Open RAN is getting some market traction, but it's running the risk of not achieving any of its objectives.
Analysts are predicting a healthy take-up of open radio access network (open RAN) gear in the second half of the decade. Dell'Oro expects it will account for 20-30% of global RAN sales by 2028, up from 7-10% this year.
Omdia (a sister company of Light Reading) has some similar numbers, although it has a different definition. Its forecast is that open vRAN, which it describes as a combination of open RAN and virtualized RAN (vRAN), will increase from 6% of the global market in 2023 to nearly 20% by 2028.
On a regional basis, Rémy Pascal, Omdia's mobile infrastructure senior research manager, says open vRAN penetration will likely be at its highest in North America, Europe and advanced APAC markets such as Japan, but lower in other regions.
But the market is being dominated by single-vendor deals, as exemplified by the landmark AT&T-Ericsson contract and Verizon's deployment of massive MIMO Samsung radios – a long way from the original promise of open RAN.
Less incentive to innovate
The concept has emerged slowly over the last two decades as a path to providing an alternative to the traditional integrated proprietary systems. It was meant to end lock-in, provide operators with more choice and flexibility, and open the market to more competitors.
But ABI Research's Larbi Belkhit warns the long-term single-vendor deployments potentially threaten all of these.
"If the market continues to be dominated by single-vendor solutions, there could be less incentive for vendors to innovate, which could slow the pace of technological advancements for Open RAN, including reaching the objective of true network disaggregation," he said in a research note.
He cautions that significant single-vendor deployments could move the market away from the true goal of multivendor interoperability.

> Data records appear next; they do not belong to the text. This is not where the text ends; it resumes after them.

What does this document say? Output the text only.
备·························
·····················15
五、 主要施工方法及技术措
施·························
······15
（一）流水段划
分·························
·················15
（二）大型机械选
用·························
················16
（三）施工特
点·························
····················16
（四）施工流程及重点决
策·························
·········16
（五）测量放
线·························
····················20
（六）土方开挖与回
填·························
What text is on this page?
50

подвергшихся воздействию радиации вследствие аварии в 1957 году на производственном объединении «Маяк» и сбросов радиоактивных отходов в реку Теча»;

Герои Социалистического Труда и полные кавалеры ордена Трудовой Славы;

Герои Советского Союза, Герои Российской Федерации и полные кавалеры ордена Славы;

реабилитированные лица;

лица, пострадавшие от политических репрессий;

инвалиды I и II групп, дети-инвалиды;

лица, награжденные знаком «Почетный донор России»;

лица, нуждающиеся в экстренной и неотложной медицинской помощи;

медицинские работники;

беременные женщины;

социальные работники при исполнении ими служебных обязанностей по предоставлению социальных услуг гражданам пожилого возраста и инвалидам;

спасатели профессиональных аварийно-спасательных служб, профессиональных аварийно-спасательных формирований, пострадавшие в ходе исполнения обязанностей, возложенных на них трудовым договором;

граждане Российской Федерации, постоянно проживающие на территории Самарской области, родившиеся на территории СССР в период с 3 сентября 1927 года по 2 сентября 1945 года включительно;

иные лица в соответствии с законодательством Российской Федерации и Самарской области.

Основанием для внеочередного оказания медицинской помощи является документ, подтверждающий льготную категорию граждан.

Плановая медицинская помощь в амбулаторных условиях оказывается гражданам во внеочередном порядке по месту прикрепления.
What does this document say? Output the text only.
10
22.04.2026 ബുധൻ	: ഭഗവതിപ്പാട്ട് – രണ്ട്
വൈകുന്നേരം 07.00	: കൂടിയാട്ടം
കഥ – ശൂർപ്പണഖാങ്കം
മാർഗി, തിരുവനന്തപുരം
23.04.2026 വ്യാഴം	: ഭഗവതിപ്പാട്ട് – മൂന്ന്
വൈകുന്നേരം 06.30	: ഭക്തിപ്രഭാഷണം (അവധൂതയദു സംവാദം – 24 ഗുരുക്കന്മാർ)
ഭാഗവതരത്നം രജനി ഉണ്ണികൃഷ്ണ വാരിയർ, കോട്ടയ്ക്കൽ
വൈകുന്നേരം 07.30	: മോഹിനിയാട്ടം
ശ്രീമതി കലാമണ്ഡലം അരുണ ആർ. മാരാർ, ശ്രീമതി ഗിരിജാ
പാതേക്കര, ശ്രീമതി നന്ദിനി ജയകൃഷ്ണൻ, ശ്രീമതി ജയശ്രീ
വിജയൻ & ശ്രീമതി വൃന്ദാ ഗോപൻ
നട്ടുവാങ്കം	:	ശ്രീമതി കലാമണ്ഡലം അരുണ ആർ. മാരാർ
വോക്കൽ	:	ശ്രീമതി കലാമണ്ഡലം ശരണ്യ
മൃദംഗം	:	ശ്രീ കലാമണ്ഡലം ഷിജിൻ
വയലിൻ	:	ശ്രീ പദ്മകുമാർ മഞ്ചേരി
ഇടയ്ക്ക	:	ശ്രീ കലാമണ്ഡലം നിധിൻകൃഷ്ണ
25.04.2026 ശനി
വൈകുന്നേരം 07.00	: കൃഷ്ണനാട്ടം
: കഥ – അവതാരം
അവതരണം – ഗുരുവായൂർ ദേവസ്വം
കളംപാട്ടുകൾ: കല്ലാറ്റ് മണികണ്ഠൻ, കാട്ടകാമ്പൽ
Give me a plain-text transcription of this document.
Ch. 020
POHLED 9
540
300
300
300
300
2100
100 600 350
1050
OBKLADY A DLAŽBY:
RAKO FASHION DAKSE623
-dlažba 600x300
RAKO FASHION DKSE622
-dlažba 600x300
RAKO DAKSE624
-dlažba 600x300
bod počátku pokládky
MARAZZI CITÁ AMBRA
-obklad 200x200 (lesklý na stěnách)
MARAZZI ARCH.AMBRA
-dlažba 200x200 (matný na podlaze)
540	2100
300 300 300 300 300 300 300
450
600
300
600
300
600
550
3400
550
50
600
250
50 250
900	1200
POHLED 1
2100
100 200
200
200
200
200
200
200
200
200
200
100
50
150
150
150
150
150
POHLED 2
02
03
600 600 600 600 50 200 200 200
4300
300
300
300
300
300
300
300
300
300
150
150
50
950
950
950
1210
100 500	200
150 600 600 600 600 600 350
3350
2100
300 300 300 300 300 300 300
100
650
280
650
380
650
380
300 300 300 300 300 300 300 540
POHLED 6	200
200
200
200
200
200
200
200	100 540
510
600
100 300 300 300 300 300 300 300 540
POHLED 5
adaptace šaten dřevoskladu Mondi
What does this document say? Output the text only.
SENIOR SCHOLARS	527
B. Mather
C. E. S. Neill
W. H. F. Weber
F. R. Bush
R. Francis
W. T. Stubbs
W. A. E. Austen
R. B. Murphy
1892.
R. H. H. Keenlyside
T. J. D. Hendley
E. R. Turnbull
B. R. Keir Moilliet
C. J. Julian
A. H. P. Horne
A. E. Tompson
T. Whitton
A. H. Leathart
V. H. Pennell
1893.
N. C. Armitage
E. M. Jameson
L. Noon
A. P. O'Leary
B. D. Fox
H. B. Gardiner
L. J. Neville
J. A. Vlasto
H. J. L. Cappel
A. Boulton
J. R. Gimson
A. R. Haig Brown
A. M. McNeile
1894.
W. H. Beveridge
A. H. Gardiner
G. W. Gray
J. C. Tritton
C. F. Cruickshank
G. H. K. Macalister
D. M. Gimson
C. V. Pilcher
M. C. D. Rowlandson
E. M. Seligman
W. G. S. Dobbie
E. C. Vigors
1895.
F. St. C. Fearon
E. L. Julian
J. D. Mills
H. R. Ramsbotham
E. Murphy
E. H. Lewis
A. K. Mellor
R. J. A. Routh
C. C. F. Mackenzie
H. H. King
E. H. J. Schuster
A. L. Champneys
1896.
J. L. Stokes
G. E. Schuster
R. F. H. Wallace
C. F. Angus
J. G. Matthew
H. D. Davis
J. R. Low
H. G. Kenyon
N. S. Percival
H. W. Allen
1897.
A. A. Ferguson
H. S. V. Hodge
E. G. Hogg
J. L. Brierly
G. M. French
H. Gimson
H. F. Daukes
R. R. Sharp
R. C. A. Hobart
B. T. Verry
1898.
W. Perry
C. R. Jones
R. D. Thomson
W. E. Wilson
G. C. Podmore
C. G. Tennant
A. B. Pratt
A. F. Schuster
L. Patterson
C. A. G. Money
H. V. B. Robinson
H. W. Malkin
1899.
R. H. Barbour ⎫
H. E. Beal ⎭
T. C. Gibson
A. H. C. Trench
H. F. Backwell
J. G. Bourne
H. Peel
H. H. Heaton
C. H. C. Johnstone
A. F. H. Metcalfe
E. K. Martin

"The continuation of PoCs and trial announcement indicate that operators have not given up on the multi-vendor concept, but rather that it is not ready for large-scale deployment," he wrote, adding: "ABI Research believes that both operators and vendors must play a role in ensuring that the open RAN market does not 'close' itself off to only a handful of vendors."
The other piece of course is Huawei. The Trump Administration landed on open RAN as the most likely way of forging an alternative industry ecosystem to the dominant Chinese vendor.
Today, Huawei, which has around a third of the 5G market, officially has no open RAN products, but there seems to be nothing to stop it from joining the Open RAN Alliance, which already has several Chinese vendor members, including ZTE and CICT, the parent of Fiberhome and Datang.
It's only a matter of time before Huawei will feel the need to add its own version of "open RAN" to its product portfolio and become another single vendor supplier. Where will that leave the open RAN dream?